It’s Time To Stop Saying ‘Buxom Wench’

Posted June 20, 2014

In today’s society, we’ve become desensitized to so many harsh and offensive words that it’s nearly become impossible to tell when we’re crossing the line in conversation. We need to realize that some of these words have the power to hurt and that’s exactly why I think it’s time we stop saying buxom wench.

Surely, everyone reading this has heard buxom wench being thrown around casually dozens of times and there might even be women out there who describe themselves as buxom wenches with some sort of pride. Admittedly, I’ve used the words many times to describe my friends, but the fact is, the phrase is steeped in sexism and harms all women, no matter how innocently it’s intended.

You see, even when we casually use the word buxom wench, we’re only perpetuating the perception of women as shapely, lowborn milkmaids willing to shed their garments for mere morsels of silver and an oath of fealty to the presiding lordship. This is not okay.
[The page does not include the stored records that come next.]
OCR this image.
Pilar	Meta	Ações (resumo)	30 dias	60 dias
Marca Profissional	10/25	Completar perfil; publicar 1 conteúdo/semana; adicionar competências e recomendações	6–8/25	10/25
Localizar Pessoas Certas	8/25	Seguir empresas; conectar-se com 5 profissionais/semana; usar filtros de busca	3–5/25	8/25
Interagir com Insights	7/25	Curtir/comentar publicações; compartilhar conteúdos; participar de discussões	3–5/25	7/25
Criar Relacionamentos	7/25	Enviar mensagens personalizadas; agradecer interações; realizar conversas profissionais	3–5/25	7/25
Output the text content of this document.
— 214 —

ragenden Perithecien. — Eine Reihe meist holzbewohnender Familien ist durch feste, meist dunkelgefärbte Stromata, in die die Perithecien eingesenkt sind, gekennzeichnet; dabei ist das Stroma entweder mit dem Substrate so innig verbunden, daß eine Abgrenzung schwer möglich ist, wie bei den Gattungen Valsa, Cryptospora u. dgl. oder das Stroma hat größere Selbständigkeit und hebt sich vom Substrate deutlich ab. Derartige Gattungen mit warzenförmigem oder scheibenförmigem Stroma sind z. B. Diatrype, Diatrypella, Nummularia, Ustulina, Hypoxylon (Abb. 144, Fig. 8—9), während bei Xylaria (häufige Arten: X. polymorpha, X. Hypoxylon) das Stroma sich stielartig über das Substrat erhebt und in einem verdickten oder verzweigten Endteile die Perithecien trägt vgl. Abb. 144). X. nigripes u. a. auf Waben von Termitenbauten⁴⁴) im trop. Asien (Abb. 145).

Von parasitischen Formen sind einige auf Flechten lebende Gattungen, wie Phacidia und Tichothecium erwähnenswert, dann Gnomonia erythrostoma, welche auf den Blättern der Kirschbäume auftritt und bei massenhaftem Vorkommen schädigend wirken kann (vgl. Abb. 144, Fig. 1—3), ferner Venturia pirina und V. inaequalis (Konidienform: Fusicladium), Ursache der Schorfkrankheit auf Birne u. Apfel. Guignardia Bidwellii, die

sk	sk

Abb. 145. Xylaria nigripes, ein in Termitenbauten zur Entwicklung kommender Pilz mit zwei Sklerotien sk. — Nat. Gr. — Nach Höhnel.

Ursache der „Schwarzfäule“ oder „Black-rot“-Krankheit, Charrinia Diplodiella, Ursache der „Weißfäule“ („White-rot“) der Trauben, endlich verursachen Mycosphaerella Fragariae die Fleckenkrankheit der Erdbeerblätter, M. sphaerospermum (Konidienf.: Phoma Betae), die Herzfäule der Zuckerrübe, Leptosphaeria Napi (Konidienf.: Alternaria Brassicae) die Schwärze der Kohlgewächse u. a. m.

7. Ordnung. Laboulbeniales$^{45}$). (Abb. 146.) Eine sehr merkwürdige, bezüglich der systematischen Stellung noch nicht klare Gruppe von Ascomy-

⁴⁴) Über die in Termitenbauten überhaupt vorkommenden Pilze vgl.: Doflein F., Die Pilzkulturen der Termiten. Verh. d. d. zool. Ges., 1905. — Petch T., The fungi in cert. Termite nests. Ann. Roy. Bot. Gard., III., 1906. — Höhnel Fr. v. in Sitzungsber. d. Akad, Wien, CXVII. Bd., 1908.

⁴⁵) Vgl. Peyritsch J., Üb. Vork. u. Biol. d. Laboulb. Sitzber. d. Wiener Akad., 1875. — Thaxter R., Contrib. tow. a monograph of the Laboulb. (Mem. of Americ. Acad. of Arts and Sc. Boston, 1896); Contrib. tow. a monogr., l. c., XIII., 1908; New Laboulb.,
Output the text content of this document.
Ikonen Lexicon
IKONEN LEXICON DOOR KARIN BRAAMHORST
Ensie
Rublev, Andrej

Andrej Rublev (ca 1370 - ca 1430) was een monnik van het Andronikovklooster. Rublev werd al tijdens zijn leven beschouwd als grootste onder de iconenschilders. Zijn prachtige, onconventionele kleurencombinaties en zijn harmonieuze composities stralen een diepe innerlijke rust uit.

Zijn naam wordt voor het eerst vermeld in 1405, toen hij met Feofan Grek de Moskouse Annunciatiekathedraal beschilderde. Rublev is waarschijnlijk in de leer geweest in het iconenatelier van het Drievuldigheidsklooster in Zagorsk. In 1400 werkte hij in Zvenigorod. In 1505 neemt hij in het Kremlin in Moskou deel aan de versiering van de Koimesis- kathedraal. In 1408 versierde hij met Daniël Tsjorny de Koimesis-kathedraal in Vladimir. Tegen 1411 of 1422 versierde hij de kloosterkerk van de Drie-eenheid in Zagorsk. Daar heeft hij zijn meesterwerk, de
Yet the use of buxom wench has been casually across popular media, whether it’s the 89 times it was said in 2006’s The Departed or the dozens of Jay Z songs that refer to all women as buxom wenches. Today’s young girls are growing up with these cultural cues and we’re setting them up to live in a world that treats them as nothing more than amply-bosomed strumpets raised amongst the countryside’s poorest sheep shearers and gong farmers. Let’s put a stop to this word, and quickly.

And it’s also important that we remember that buxom wench isn’t the only word we should stop using. Words like hedge-born lass, trumpery harlot, and round-heeled trollop all have the same impact on women’s rights and the way women are perceived. Casual use of these words further fuel our patriarchal society that simultaneously shames women for sexual activity and groups them as mere rabble of the peasant class.

We need to realize that eliminating buxom wench from our vocabularies isn’t limiting, it’s freeing and it will provide a better world for the next generation of women. Truth is, the sooner we eliminate these words, the sooner we can make sure that today’s young wenches becomes tomorrow’s flaxen-haired nobility.